В казематах Осовца Володя прочел нам целую лекцию об инженерном искусстве и крепостях первой мировой войны. И мы трепетали перед всеобъемлющей его эрудицией.
…И вот мы уже обходим пограничные посты. Пограничная тишина, столь знакомая Володе… На скольких восточных пограничных заставах пришлось побывать ему в прошлые годы! И вот теперь эта новая, западная. Маленький тусклый огонек мигает вдали… За границей… Там немецкие солдаты.
…И вот уже сидим мы втроем на каком-то пограничном хуторе и сочиняем последнюю корреспонденцию «Граница на замке».
«4 октября в 6 часов вечера по приказу командира полка рота лейтенанта Антоненко двинулась к границе и выделила первую заставу.
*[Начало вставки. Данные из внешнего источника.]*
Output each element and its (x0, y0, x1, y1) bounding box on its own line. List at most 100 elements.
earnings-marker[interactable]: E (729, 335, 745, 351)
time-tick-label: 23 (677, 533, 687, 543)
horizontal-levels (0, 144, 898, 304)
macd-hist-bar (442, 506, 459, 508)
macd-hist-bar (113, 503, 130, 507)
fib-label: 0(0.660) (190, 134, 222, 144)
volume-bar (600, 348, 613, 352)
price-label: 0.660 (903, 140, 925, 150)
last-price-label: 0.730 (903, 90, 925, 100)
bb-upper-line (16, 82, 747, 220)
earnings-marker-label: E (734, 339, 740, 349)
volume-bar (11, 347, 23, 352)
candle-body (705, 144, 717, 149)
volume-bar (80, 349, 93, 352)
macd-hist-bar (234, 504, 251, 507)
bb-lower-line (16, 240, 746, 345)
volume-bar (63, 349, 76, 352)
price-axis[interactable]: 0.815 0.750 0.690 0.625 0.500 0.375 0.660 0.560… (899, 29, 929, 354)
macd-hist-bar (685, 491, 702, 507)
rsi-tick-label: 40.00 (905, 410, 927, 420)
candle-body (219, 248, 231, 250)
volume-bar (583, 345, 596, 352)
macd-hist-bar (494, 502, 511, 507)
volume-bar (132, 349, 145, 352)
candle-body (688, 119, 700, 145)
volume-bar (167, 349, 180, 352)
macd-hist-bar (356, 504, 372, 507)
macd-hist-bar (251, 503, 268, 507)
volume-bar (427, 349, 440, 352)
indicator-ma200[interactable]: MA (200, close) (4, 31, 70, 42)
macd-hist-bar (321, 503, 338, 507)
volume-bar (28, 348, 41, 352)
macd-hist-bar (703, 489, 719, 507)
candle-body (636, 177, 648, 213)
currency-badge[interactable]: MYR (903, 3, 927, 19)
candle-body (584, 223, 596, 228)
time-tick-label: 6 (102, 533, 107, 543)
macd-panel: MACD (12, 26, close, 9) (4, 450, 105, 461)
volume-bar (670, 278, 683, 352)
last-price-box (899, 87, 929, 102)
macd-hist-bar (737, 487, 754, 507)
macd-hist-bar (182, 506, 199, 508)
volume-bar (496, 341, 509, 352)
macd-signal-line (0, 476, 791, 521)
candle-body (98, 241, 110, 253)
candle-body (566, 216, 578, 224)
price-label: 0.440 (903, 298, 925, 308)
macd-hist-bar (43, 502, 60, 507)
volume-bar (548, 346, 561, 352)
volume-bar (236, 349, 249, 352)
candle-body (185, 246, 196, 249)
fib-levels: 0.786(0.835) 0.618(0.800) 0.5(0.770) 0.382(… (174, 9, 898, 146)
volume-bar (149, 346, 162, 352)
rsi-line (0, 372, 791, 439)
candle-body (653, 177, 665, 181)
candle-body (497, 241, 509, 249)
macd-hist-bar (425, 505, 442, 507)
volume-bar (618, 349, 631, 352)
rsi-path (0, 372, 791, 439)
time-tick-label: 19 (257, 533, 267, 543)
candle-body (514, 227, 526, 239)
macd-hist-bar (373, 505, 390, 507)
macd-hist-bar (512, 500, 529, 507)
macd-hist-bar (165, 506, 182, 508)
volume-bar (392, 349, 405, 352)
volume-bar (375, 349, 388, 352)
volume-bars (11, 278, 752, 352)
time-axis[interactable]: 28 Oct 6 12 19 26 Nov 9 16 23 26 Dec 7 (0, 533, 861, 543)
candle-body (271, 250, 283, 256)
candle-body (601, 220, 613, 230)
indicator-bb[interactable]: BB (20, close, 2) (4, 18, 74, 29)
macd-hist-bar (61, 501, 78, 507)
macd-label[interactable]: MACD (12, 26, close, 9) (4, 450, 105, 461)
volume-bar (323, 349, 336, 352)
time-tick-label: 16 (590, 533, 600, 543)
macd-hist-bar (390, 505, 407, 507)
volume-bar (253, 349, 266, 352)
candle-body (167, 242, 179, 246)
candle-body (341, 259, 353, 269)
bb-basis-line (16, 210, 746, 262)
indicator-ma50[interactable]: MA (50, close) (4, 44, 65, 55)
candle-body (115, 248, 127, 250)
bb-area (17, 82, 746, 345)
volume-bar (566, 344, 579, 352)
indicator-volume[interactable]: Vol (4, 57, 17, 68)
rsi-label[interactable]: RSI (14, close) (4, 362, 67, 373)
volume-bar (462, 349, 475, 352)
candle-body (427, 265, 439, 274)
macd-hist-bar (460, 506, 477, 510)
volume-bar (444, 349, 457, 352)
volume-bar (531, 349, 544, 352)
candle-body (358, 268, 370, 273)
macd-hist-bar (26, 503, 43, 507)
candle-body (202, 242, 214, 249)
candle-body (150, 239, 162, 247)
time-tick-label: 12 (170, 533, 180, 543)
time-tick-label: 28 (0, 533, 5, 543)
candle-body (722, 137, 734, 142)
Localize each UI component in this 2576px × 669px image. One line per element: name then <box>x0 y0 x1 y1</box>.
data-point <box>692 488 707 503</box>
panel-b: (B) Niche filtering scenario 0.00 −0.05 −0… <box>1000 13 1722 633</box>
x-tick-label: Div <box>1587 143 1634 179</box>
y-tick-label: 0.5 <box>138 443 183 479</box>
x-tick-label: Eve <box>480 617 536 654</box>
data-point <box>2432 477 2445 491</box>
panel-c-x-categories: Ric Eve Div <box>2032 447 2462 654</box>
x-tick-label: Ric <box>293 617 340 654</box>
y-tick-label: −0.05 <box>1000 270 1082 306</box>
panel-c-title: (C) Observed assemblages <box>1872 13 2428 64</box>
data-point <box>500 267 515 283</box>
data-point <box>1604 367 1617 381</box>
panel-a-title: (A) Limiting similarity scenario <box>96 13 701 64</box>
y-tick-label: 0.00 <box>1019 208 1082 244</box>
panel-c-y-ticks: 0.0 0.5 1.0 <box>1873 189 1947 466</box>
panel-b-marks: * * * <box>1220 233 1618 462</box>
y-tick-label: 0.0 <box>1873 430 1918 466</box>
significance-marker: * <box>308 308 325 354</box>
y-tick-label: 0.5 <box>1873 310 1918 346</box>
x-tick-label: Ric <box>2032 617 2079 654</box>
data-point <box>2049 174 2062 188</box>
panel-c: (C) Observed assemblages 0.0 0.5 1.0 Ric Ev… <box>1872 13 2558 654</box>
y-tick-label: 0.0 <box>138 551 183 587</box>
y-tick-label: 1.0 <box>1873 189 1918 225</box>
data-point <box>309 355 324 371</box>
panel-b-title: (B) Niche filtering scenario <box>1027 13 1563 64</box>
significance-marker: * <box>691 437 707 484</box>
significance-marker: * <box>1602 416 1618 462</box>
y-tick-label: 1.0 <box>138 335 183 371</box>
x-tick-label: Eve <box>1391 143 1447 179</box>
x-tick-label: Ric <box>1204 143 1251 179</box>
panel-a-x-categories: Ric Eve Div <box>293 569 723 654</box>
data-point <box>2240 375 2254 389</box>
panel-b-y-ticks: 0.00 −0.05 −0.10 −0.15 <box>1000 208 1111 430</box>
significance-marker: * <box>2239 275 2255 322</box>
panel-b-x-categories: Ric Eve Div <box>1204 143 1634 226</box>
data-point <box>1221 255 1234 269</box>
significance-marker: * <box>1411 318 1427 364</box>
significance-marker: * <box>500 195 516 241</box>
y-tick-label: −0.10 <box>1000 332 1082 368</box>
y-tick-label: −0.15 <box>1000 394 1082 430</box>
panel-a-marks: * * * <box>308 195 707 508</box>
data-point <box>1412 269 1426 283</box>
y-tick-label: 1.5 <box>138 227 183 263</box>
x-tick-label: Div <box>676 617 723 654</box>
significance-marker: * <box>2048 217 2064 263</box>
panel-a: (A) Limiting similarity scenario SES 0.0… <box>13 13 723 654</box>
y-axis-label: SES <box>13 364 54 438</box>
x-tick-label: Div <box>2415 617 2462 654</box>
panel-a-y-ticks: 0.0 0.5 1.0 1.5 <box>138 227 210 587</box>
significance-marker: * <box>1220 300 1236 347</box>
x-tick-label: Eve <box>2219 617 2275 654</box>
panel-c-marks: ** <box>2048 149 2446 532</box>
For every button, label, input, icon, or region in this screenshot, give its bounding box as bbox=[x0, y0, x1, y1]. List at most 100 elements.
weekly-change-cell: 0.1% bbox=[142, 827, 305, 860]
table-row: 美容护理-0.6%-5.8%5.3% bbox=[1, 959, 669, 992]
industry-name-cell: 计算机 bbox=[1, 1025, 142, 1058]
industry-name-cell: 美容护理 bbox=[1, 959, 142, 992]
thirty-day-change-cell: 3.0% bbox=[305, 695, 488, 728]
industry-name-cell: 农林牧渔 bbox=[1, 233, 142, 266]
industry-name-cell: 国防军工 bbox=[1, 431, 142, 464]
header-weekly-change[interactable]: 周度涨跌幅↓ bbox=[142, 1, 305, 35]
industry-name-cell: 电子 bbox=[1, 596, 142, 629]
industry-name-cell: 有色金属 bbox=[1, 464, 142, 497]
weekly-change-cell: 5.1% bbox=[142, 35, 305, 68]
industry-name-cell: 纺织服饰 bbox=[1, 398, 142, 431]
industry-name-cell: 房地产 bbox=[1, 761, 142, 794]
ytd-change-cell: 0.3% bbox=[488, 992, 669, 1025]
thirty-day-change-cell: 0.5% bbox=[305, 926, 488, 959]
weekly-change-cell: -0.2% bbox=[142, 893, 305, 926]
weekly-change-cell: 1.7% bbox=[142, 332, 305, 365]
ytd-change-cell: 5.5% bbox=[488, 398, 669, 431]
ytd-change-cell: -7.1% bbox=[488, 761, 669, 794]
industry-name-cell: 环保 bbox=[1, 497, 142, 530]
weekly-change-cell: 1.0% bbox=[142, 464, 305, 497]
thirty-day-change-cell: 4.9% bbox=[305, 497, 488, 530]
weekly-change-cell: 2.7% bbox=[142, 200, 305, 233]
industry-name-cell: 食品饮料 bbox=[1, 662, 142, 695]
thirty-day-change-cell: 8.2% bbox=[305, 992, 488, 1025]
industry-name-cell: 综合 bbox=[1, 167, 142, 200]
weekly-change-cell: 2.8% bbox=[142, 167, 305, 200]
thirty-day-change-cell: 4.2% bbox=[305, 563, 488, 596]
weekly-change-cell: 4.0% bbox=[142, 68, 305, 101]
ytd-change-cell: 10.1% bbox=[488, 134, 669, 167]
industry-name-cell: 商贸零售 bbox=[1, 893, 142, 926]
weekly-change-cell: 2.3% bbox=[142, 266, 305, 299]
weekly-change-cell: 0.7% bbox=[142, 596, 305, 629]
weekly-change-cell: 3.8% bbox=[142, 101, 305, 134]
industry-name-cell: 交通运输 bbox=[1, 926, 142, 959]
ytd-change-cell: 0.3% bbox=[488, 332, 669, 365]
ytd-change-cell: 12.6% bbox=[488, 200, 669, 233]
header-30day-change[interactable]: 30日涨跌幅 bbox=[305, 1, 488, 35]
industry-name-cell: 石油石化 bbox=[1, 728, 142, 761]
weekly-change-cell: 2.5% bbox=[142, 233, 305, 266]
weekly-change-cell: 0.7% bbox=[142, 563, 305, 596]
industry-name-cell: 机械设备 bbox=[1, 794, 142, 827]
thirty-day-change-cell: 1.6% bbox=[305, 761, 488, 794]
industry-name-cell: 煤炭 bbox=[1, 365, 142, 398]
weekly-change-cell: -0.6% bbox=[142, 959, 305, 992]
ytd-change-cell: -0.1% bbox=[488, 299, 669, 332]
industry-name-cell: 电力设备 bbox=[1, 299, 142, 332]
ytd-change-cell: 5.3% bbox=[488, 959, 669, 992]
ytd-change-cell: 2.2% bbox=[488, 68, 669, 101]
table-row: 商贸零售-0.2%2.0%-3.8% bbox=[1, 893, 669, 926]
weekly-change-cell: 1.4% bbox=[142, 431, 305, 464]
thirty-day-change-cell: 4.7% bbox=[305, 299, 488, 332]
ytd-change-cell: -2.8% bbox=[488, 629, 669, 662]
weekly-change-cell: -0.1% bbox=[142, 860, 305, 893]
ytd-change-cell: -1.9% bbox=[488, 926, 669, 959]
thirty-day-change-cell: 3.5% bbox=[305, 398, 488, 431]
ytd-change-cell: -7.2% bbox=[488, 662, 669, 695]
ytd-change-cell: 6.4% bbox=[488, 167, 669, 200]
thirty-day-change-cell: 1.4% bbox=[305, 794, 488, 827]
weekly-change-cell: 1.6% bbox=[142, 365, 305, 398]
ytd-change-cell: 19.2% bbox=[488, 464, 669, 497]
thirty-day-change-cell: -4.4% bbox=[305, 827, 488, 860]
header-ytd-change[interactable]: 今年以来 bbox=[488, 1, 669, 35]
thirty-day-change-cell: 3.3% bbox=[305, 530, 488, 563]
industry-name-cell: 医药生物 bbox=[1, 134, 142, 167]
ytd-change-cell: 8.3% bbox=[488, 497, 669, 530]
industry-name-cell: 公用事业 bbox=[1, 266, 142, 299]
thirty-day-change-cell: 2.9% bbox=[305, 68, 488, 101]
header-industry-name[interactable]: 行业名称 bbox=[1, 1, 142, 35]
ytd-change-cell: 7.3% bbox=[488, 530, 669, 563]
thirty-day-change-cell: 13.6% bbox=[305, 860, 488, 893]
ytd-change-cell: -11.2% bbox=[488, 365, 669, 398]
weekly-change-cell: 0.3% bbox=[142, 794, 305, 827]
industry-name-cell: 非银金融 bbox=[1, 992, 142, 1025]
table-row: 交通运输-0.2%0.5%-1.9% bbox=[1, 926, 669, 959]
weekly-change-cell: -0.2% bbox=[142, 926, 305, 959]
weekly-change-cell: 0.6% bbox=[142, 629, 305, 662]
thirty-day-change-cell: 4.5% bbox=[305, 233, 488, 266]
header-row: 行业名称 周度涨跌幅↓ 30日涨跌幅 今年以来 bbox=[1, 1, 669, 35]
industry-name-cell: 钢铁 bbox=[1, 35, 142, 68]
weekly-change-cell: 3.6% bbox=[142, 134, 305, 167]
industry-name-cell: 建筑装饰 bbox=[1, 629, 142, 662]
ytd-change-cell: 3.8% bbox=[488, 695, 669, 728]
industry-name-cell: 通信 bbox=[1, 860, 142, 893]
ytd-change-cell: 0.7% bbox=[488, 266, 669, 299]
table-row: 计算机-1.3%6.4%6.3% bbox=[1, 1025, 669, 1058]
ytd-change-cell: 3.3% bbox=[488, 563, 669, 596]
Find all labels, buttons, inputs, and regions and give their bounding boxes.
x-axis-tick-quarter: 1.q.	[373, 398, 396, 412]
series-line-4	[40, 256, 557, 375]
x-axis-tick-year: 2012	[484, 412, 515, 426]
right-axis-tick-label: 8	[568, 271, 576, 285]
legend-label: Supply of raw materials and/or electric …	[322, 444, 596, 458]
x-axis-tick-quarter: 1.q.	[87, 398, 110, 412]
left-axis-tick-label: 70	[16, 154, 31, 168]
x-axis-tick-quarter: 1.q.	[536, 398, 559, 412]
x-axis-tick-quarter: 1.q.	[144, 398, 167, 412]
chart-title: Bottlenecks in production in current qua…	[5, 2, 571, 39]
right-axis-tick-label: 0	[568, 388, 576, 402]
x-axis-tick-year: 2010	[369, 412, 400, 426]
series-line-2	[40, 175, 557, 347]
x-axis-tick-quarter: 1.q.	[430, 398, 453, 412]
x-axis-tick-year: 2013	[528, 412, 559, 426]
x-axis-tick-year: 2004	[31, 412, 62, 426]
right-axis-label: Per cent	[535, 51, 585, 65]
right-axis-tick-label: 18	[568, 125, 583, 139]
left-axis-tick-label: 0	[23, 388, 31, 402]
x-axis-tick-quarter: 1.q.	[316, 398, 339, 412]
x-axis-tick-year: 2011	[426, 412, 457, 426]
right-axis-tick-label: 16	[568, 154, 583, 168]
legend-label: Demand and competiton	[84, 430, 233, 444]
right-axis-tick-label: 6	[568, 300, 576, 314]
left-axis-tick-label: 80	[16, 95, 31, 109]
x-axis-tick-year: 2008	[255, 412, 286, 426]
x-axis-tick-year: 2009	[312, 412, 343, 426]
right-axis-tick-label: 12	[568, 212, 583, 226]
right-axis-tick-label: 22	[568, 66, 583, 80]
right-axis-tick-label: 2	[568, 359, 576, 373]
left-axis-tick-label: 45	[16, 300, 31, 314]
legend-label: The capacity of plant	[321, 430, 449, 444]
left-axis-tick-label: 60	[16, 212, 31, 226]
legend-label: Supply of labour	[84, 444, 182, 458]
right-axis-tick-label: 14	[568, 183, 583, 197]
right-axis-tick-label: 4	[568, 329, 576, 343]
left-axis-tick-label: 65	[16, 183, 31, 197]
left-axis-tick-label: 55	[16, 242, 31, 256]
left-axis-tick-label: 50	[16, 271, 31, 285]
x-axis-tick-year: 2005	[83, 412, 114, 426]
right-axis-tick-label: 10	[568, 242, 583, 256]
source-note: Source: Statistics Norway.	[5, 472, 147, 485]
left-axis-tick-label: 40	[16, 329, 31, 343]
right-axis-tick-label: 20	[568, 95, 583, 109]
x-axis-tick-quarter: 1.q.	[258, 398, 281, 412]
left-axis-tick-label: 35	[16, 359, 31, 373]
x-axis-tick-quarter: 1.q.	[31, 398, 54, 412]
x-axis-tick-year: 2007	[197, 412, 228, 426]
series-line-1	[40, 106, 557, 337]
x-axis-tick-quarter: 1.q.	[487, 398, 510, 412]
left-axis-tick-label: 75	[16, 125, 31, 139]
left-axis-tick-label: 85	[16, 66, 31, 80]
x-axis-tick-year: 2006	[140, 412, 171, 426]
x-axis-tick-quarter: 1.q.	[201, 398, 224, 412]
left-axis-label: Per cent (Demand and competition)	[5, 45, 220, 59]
И первым часовым на самой границе стал Антоненко Павел, колхозник Ельнинского района, деревни Васильеве, а подчаском — боец Клюев…»
«Высоко в небе светят огни Большой Медведицы», — пишу я привычно.
— Саша, — горестно восклицает Луговской, — опять Большая Медведица! (Без «Медведицы» не обходился почти ни один наш очерк.) Саша… Прошу тебя. Не пиши так красиво. Похерь Медведицу…
«Темна осенняя ночь. По песчаной тропинке гуськом идем мы с караульным начальником и командиром роты к караулу. Вдали слышен лай собаки…»
— Саша. — Луговской свирепеет. — Эта собака уже лает в пятом очерке… Похерь собаку…
Концовка. О пограничнике Муравьеве:
«На самом рубеже своей страны в последнем полевом карауле он, защитник своей родины, воин непобедимой армии освободителей. Граница на замке…»
И подписи: Александр Исбах, Владимир Луговской, Евг. Долматовский.
Я переписываю очерк начисто, а Луговской с Долматовским сочиняют уже только вдвоем новую песню:
Завтра на произвольный мотив (композитора еще нет) ее уже будут распевать пограничники.
…И, конечно, апофеозом всего освободительного похода было Народное собрание в Белостоке. Его открыл своим докладом депутат Народного собрания Сергей Притыцкий, народный герой, подпольщик, стойкий ленинец, прошедший сквозь панские тюрьмы и пытки дефензивы. (Ныне С. О. Притыцкий — секретарь Центрального комитета Коммунистической партии Белоруссии.) Все подполье облетела весть о его легендарно смелом подвиге. Пробравшись в зал военного суда, где шел процесс над семнадцатью революционерами, выданными агентом дефензивы Стрельчуком, он в окружении шпаков, жандармов, судей, прокуроров застрелил провокатора.
Он был три раза приговорен к смертной казни, не раз к пожизненному заключению. И победил смерть. И вырвался на свободу. И бежал из Варшавы. На Варшавском шоссе он увидел первых красных кавалеристов. Об этой минуте мечтал он всю жизнь. Свобода… Свобода и счастье. Он хотел стянуть с коня первого кавалериста и крепко обнять его. Но кавалеристы спешили. Они выполняли боевое задание. Может быть, это была полковая разведка Бориса Горбатова…
И вот он стоит перед нами, Сергей Притыцкий, на трибуне Народного собрания, взволнованный и вдохновенный.
— Какую же мы изберем себе власть? — спросил Притыцкий депутатов, своих земляков, своих братьев. — Может быть, мы изберем себе прежнюю панскую власть?..
Он сам не ожидал того, что произошло… Весь зал встал. Депутаты кричали, махали руками, многие бросились к трибуне…
— Нет!.. Нет!.. Нет!.. Никогда! Советскую власть… только советскую!
Долго не успокаивался зал. Долго не мог депутат Притыцкий продолжить свой доклад. И мы, писатели в военной форме, волновались не меньше депутатов. Володя Луговской, возбужденный, бледный крепко сжал мою руку.
— Государственная власть в Западной Белоруссии должна быть советской, — сказал депутат Притыцкий.
Все депутаты опять встали, как один человек, и зал запел «Интернационал» — великий гимн освобождения. Рядом со мной стояли и пели Ильенков, Сурков, Долматовский, хрипел захворавший Симонов. Гремел мощный бас Володи Луговского. Депутаты Народного собрания с уважением смотрели на вдохновенное лицо советского полковника, уверенно ведущего мелодию не всем еще знакомой песни. Слезы катились по щекам Володи. И он не стыдился этих слез.